Wie die Liebe dem Leben alle Farben schenkt (441)

 

Nachdem die Negativserie ausgefallener Konzerte zuletzt doch stark verlängert wurde, drückt Doctor Pichelstein heute das Gaspedal durch, überholt lauter Schotterhippies auf Lastenrädern und nimmt Kurs auf den Leipziger Westen. Anstatt den Abend mit beruhigend-kinetischem Sandschneiden zu verbringen, dürfen die Docs zur Jahres-Deadline noch einmal Pratajev aus der Kiste lassen. Und damit das auch richtig gut gelingt, muss natürlich Fürst Fedja mit Anwesenheit glänzen.

 

 

 

Es wird ein Konzert ohne Livepublikum, dafür mit Kameras, viel Technik und dem rührigen Team des Noch Besser Leben in Leipzig-Plagwitz. Dazu gesellt sich eine unbekannte Anzahl Menschen vorm YouTube-Kanal. Alle sind sie versammelt. Von der katholischen Nichtraucherin bis zum absoluten Euphoriker. Menschen, die aus Nah und Fern bald jede der ausgewählten Weisen mit Applaus überzuckern. Mögen die Docs mit Pratajev, der Galionsfigur besserer Wodkatrinker, die Zeit zwischen 20 und 21 Uhr vergolden. Wie die Liebe dem Leben alle Farben schenkt. Hygienekonform versteht sich, wir haben ja schließlich die Seuche an den Hacken. Immer noch. My Color Is Black.  

 

 

 

Verbunden wie in einem Kajak-Doppel auf wildem Strom legen die Docs nach akribischen Trockenübungen inklusive Pizza-Schmaus los. Galvanische Zeiten!
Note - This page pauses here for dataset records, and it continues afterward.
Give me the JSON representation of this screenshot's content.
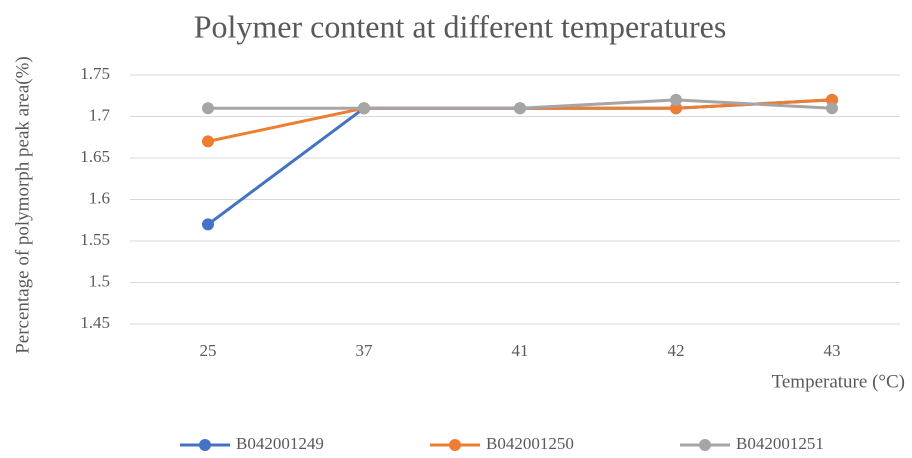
{
  "chart_data": {
    "type": "line",
    "title": "Polymer content at different temperatures",
    "x_label": "Temperature (°C)",
    "y_label": "Percentage of polymorph peak area(%)",
    "categories": [
      "25",
      "37",
      "41",
      "42",
      "43"
    ],
    "series": [
      {
        "name": "B042001249",
        "color": "#4472c4",
        "values": [
          1.57,
          1.71,
          1.71,
          1.71,
          1.72
        ]
      },
      {
        "name": "B042001250",
        "color": "#ed7d31",
        "values": [
          1.67,
          1.71,
          1.71,
          1.71,
          1.72
        ]
      },
      {
        "name": "B042001251",
        "color": "#a5a5a5",
        "values": [
          1.71,
          1.71,
          1.71,
          1.72,
          1.71
        ]
      }
    ],
    "ylim": [
      1.45,
      1.75
    ],
    "yticks": [
      1.45,
      1.5,
      1.55,
      1.6,
      1.65,
      1.7,
      1.75
    ],
    "grid": true,
    "legend": "bottom"
  }
}
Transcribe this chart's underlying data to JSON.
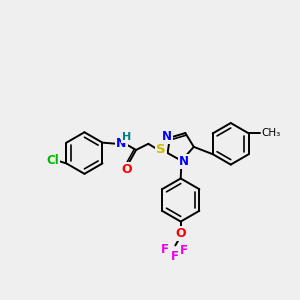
{
  "background_color": "#efefef",
  "bond_color": "#000000",
  "atom_colors": {
    "Cl": "#00bb00",
    "N": "#0000ff",
    "H": "#008080",
    "O": "#ff0000",
    "S": "#ccbb00",
    "F": "#ee00ee",
    "C": "#000000"
  },
  "figsize": [
    3.0,
    3.0
  ],
  "dpi": 100
}
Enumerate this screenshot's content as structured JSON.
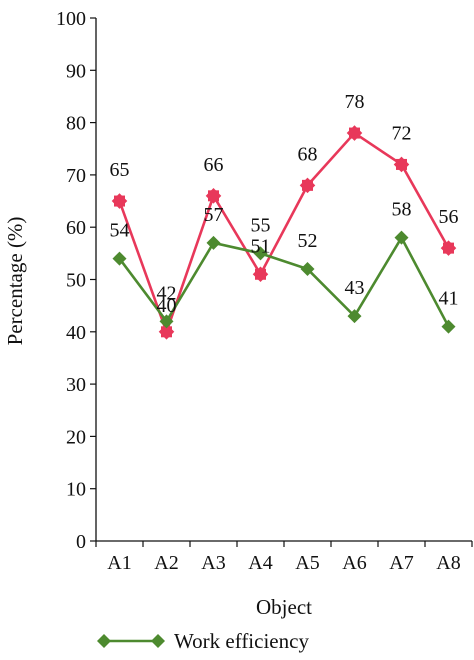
{
  "chart_data": {
    "type": "line",
    "title": "",
    "xlabel": "Object",
    "ylabel": "Percentage (%)",
    "categories": [
      "A1",
      "A2",
      "A3",
      "A4",
      "A5",
      "A6",
      "A7",
      "A8"
    ],
    "ylim": [
      0,
      100
    ],
    "yticks": [
      0,
      10,
      20,
      30,
      40,
      50,
      60,
      70,
      80,
      90,
      100
    ],
    "grid": false,
    "legend_position": "bottom",
    "series": [
      {
        "values": [
          65,
          40,
          66,
          51,
          68,
          78,
          72,
          56
        ],
        "color": "#e8385a",
        "marker": "square",
        "data_labels": [
          "65",
          "40",
          "66",
          "51",
          "68",
          "78",
          "72",
          "56"
        ]
      },
      {
        "name": "Work efficiency",
        "values": [
          54,
          42,
          57,
          55,
          52,
          43,
          58,
          41
        ],
        "color": "#4d8a2f",
        "marker": "diamond",
        "data_labels": [
          "54",
          "42",
          "57",
          "55",
          "52",
          "43",
          "58",
          "41"
        ]
      }
    ]
  }
}
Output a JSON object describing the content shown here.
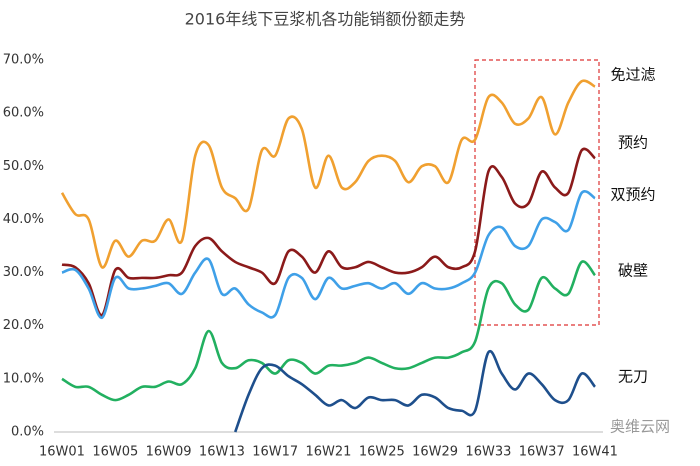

Strom fährt durch die Muskeln, schon hackt Pichelstein wie ein neurotischer Buntspecht in die Saiten, verpasst Makarios der Tour mit den 15 größten Hits der Russian Doctors samtig-raue Sangesnoten.

 

„Alles begann im Jahre 2003 mit einem Song, den Doctor Pichelstein mit nach Leipzig brachte. Er wusste damit nicht, dass dieser Song ein Hit sein würde, ich wusste es sofort. Hier kommt er, der Rotarmist …“

 

 

 

Wodka-Bulbash wird zur Bühne gereicht, klar, Fürst Fedja ist da. „Was wären die Russian Doctors ohne Pratajev, den großen russischen Dichter, und was wären sie ohne Schnaps?“

 

Mittenmang folgt ein Interview, das Pratajevs Wirken in aller Metaphorik zu entschlüsseln versucht. Geschichten aus dem Paulanergarten, resp. Bulbash-Garten, setzen dem Ganzen ein Krönchen auf, dann geht’s weiter im Text, im Gesang, weiter auf der bestens aufgelegten, fröhlich gestimmten Erlenholzgitarre bis „Fürchte dich nicht vor der Flasche“ einen Blick in die Zukunft wagt. Und die Schnapsbar-Zugabe die Gegenwart mehr als beschreibt.

 

 

 

Das war es. Und es fühlt sich sehr gut an. Später, als der Abend der Nacht das Zepter übergibt, wird Fürst Fedja heldenhaft die Chauffeur-Nadel am Band überreicht. Eine räudige Plagwitzer Katze springt noch rasch zur Seite und sieht dabei wie eine schattenwerfende Klobürste aus. Bald schon mag Feuerwerk über der Stadt grummeln.